正確なDNA切断に用いるCRISPR-SpRYgest

in vitroのDNA切断法と分子クローニング法では、目的の塩基に直接隣接するDNAを正確に切断することが依然としてできない。制限酵素は特定のモチーフに結合しなければならず、野生型のCRISPR–Cas9ヌクレアーゼやCRISPR–Cas12ヌクレアーゼもプロトスペーサー隣接モチーフ（PAM）を必要とする。本研究では、我々が以前に発表してSpRYと命名したほぼPAM不要なSpCas9バリアントについて、さまざまなクローニング用途に向けた一般的なDNA切断ツールとしての有用性を検討した。さまざまなPAMを選んで130種類以上のガイドRNA（gRNA）によるSpRY DNA 消化（SpRYgest）を行ったところ、SpRYはin vitroではPAM不要であり、野生型SpCas9による切断に抵抗性を示す部位を含め、事実上いかなる配列でもDNAを切断できることが分かった。

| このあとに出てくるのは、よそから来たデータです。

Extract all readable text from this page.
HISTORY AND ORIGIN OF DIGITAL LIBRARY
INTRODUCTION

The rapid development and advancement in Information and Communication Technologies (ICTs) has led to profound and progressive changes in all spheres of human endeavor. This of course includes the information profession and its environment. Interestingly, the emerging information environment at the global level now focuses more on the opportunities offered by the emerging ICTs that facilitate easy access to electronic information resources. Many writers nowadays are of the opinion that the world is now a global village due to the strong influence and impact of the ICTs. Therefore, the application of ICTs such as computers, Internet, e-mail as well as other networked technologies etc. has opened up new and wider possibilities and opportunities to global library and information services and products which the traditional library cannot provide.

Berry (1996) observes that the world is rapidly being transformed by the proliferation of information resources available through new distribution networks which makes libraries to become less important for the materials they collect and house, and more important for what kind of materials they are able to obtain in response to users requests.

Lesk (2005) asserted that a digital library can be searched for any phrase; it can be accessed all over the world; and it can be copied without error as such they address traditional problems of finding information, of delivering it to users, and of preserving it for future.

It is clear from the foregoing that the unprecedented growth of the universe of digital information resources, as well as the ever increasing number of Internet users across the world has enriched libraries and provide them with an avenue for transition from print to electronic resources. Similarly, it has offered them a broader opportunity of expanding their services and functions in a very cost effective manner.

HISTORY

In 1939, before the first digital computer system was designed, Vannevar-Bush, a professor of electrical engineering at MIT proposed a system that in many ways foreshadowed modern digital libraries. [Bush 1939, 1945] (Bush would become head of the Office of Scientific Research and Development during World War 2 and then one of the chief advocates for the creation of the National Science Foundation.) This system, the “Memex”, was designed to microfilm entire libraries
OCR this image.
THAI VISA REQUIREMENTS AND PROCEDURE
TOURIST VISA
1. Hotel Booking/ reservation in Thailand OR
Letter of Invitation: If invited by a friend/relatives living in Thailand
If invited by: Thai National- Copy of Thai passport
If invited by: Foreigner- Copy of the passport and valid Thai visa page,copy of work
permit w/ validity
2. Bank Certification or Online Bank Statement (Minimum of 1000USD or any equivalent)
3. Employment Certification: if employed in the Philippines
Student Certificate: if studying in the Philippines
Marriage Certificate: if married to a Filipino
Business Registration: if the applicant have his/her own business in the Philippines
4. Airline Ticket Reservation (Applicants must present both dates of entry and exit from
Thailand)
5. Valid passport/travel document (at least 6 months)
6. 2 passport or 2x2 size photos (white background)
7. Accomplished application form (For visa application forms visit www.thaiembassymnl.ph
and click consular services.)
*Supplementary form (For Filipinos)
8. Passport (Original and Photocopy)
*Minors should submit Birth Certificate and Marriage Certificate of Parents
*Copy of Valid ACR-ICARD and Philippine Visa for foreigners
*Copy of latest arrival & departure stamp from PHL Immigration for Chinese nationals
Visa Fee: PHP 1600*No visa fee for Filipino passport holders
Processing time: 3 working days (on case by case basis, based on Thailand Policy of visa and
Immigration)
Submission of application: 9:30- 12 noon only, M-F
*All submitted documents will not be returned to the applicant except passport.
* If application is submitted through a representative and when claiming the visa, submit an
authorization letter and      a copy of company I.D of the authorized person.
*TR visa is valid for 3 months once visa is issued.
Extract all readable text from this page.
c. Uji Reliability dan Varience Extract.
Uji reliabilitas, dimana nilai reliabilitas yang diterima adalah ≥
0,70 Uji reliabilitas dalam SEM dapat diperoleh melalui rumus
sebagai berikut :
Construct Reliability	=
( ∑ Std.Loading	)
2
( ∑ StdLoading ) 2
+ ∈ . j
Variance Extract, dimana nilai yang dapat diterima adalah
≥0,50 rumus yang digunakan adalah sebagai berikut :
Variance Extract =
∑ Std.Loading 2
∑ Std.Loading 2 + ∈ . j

制限酵素や標準的なCRISPRヌクレアーゼでは不可能なものを含め、複数のクローニングワークフローの精度を改善するSpRYgestの汎用性と有効性が示された。また、迅速で単純なワンポットのgRNA合成プロトコルの最適化も行い、SpRYgestの実施を効率化した。総合すると、SpRYgestはDNAの正確な切断が役立つようなDNA改変のさまざまな応用法を改善することができる。